It is all to easy to become mired in negativity. In some ways, its almost easier to allow the self to sink into the lower vibratory energies of existence. We don't have to reach for those. We just let go and we sink into them. Did you know it is your thoughts that make that decision for you? You don't wake up one day and find yourself mired in the sludge and drudgery of emotion. Your thoughts set the path and your unfortunate but temporary lack of awareness steers you down that road if even seemingly... unwittingly. This may sound terrible and awful but it's actually not. To know that you have the power to change your thoughts, change your emotion and dig deep within to find the energy, the love and the strength to reach up and pull yourself out is simply amazing.
I once had someone come at me quite angrily to tell me off in that I had obviously never had a bad day, never suffered depression, nor insomnia, death in my family members and friends and always had everything go perfectly right for me to spout off such unconscionable things as we have the power to change our experience. I could understand the frustration immediately. I could understand because I lived that world once where all my days seemed bad, like every decision lead to disaster, the depressive and oppressive emotions had me thinking only of escape. I've lost a parent, I've had friends die, I have lost jobs, I have had to file bankruptcy and I felt very much like it was the world and everyone else around me who caused my misery. If these people and institutions would only do what I wanted them to do, I could dig myself out and be free. I spent three years once in my own self-created and very miserable victimized hell and no one could touch me there. But something happened. I took a cold hard and very courageous look at the themes in every "bad" seeming situation in my life. Having a natural aptitude for analysis and pattern awareness I looked for the common thread in every bad situation I seemingly encountered. In shock, awe, much denial for a long time and disbelief at first, I realized the common theme was me and my own thoughts, my assumptions I made about life, people, situations and even institutions. It wasn't personal the things that I went through.
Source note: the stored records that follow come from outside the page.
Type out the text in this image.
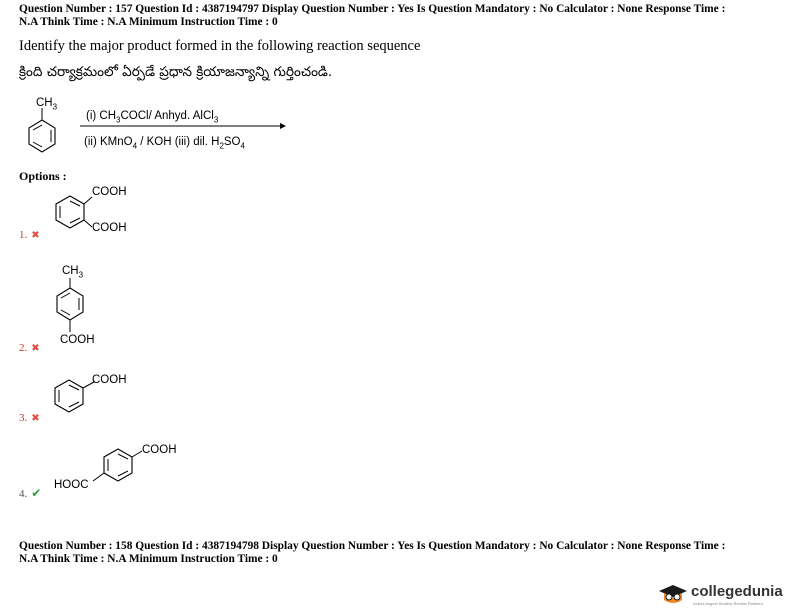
Question Number : 157 Question Id : 4387194797 Display Question Number : Yes Is Question Mandatory : No Calculator : None Response Time :
N.A Think Time : N.A Minimum Instruction Time : 0
Identify the major product formed in the following reaction sequence
క్రింది చర్యాక్రమంలో ఏర్పడే ప్రధాన క్రియాజన్యాన్ని గుర్తించండి.
$CH_3$
(i) $CH_3COCl/$ Anhyd. AlCl$_3$
(ii) KMnO$_4$ / KOH (iii) dil. $H_2SO_4$
Options :
COOH
COOH
1. ✖
$CH_3$
COOH
2. ✖
COOH
3. ✖
COOH
HOOC
4. ✔
Question Number : 158 Question Id : 4387194798 Display Question Number : Yes Is Question Mandatory : No Calculator : None Response Time :
N.A Think Time : N.A Minimum Instruction Time : 0
collegedunia
India's largest Student Review Platform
There were decisions I made and there most definitely were consequences. I spent a long tim beating myself up for those decisions in the absense of understanding as to why I should make them. Then, I thought about that for a while. There were things I wanted to experience, I was creating my life from a place of fear in general and fear of pain. But I realized something, I was already in pain so why would I spend another moment fearing it? I realized pain wasn't so bad or something to run from but something to embrace, understand and grow through.
I spent a lot of time considering, thinking and understanding why I would make the deicisions I did and why I might want, from a soul level, to experience the things I did and suddenly the darkness and heaviness went away. Understanding brings in love and light. One loving thought for self and one open thought towards understanding lets in a little pin prick of light and even that tiny little pin prick of light can be quite illuminating when one is in sheer darkness. I realized that we all have our dark nights of the soul and if our expectation is that pain is to be avoided or that pain is something to run or escape from, perhaps it is our expectations that need adjusting. Our own thoughts and assumptions need to be reset with the understanding that everything we do and think matters. Everything has purpose. Our mistakes create learning for us. Our assumptions are a beautiful messenger to tell us where we need healing. If we continually feel that others are out to hurt us and we have so little trust - what within us feels we deserve that - what is it that WE are reinforcing with such thoughts? We have to go back to the beginning sometimes and begin again. Find the positive things in life that bring us joy and start over. Re-knit together the chains of our thoughts with validated facts and then understand those facts. From there we can try to see a theme, story or situation from 360 degrees instead of a limited one or two degrees with assumption.
There are so many ways we lead ourselves down darkened alleyways where villains loom in the dark shadows with every step. Well, what are you trying to teach yourself? If you want to continue, free will dictates you absolutely can. But if you don't want to, you can go back to the start, re-engage in your journey with different goals, considering actions and the most likely consequences (grounded in fact and not assumption) and start down another road. When you find some roads that unfortunately seem to have a gaping abyss blocking your progress, find a way around them, over them or under them or back track and find yourselves a different road to travel. You have so much more power than you know and everything you do teaches others around you. Your lives are never worthless and they always have meaning. You are a bright and beautiful soul with love to give, love to receive, dreams to create and dreams to live. You empower yourself when you refuse to don the garment of the victim and wrap it around you close. Throw it off and stand there expecting the light to come and show you a better way. It will come and should you happen to run into one of those rare villains out there - realize you face a soul mired in darkness. Don't let them pull you into their hell. Understand, heal yourselves, allow the light of love in and live this life like you mean it. There are so many beautiful tools at your disposal but none more great than the love and wisdom from within your own soul. Count your blessings knowing that what you focus on most is what you will create to experience. Look for darkness, you will find it. Look for the light and you will find it and once you find the light, you will better understand the darkness if it should come and will be better able to deal with it in your world. Thinking positive doesn't mean you won't ever have a bad day again. But it does mean that when life's challenges happen, you will be better equipped to find the love, light, wisdom and understanding of the "bad" things that happen. Sometimes those "bad" things can turn out to be blessings in disguise.
Blessings of love, healing and light dear ones. Make it a great life...start now!